The university lacks a facility for the student body to meet for assemblies, special programs—such as Week of Prayer—and most important, church services. Work has already begun on a multipurpose hall to meet this need.
 
“It will contain seats for at least 2,500 students,” says architect Dominic Padarigan, “[including also] a balcony that will seat 300 students.”
 
A facility, constructed with a portion of this quarter’s Thirteenth Sabbath Offering, will be a much-needed place where students can meet and worship together. 
 
Dress Standards 
The third project this quarter is centered in Rwanda, but will help the entire East-Central Africa Division.
 
Civil war and genocide devastated Rwanda in many ways. One of the major challenges the country now faces is rebuilding its primary and secondary education systems.
 
The Seventh-day Adventist Church operates many primary schools across the country. These schools provide literacy training for the country’s vast young population. Forty percent of the people in Rwanda are younger than 14 years old. This puts an incredible strain on the teachers who have taken on the challenge of educating a new generation.
 
Seventh-day Adventist schoolteachers across the East-Central Africa Division aren’t always equipped to teach the subjects they are expected to teach.

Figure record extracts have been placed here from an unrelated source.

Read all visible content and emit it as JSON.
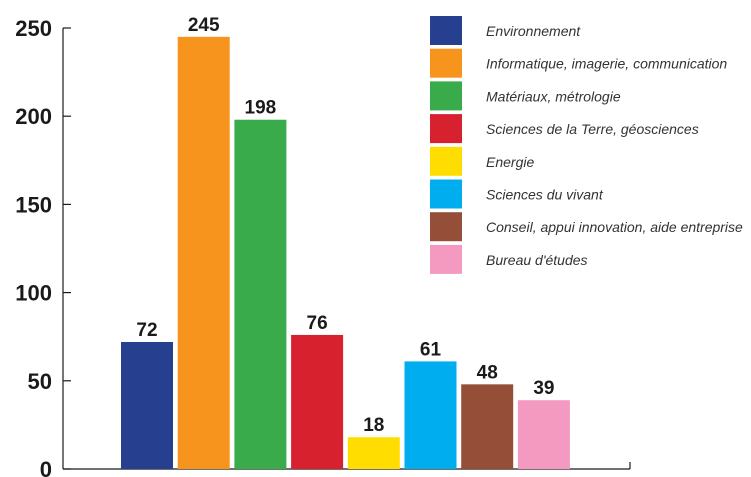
{
  "chart_data": {
    "type": "bar",
    "categories": [
      "Environnement",
      "Informatique, imagerie, communication",
      "Matériaux, métrologie",
      "Sciences de la Terre, géosciences",
      "Energie",
      "Sciences du vivant",
      "Conseil, appui innovation, aide entreprise",
      "Bureau d'études"
    ],
    "values": [
      72,
      245,
      198,
      76,
      18,
      61,
      48,
      39
    ],
    "colors": [
      "#263f8e",
      "#f7941d",
      "#3aab4a",
      "#d7212e",
      "#ffdd00",
      "#00aeef",
      "#954f38",
      "#f49ac1"
    ],
    "ylim": [
      0,
      250
    ],
    "yticks": [
      0,
      50,
      100,
      150,
      200,
      250
    ],
    "grid": false,
    "legend_position": "top-right",
    "title": "",
    "xlabel": "",
    "ylabel": ""
  }
}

A portion of this quarter’s Thirteenth Sabbath Offering will help fund continuing education for our teachers, to help them learn the skills they need to provide a Christ-centered education for their students.
 
“We cannot help those kids if the teachers are not trained,” says Joyce Musabe, director of Education and Children’s Ministries for the Rwanda Union Mission. “We have teachers in our schools—even those who are in Sabbath school classes—but they need training.”
 
After the genocide in 1994 many children were left as orphans. Traditionally, the government of Rwanda mandated that all students must wear uniforms to attend school. Since many orphans can’t afford uniforms, they’re allowed to bypass the rule and attend school without them. Still, Adventist schoolteachers have observed how not having uniforms affects these students.
 
“When they look alike in a classroom, there is a kind of a motivation, a kind of a feeling that they are not alone, a feeling that they are integrated into the classrooms with the other kids,” says Musabe. “So when they don’t look like others, they will surely think, Why are we here? Who are we? Why are we different from others?”
 
To help students feel they are not alone, part of this quarter’s Thirteenth Sabbath Offering will help provide uniforms for orphans who attend Seventh-day Adventist schools in Rwanda.
 
Thank you for your continued support of the Thirteenth Sabbath and mission offerings. Thanks to church members like you, all around the world these special projects are helping touch lives for Jesus.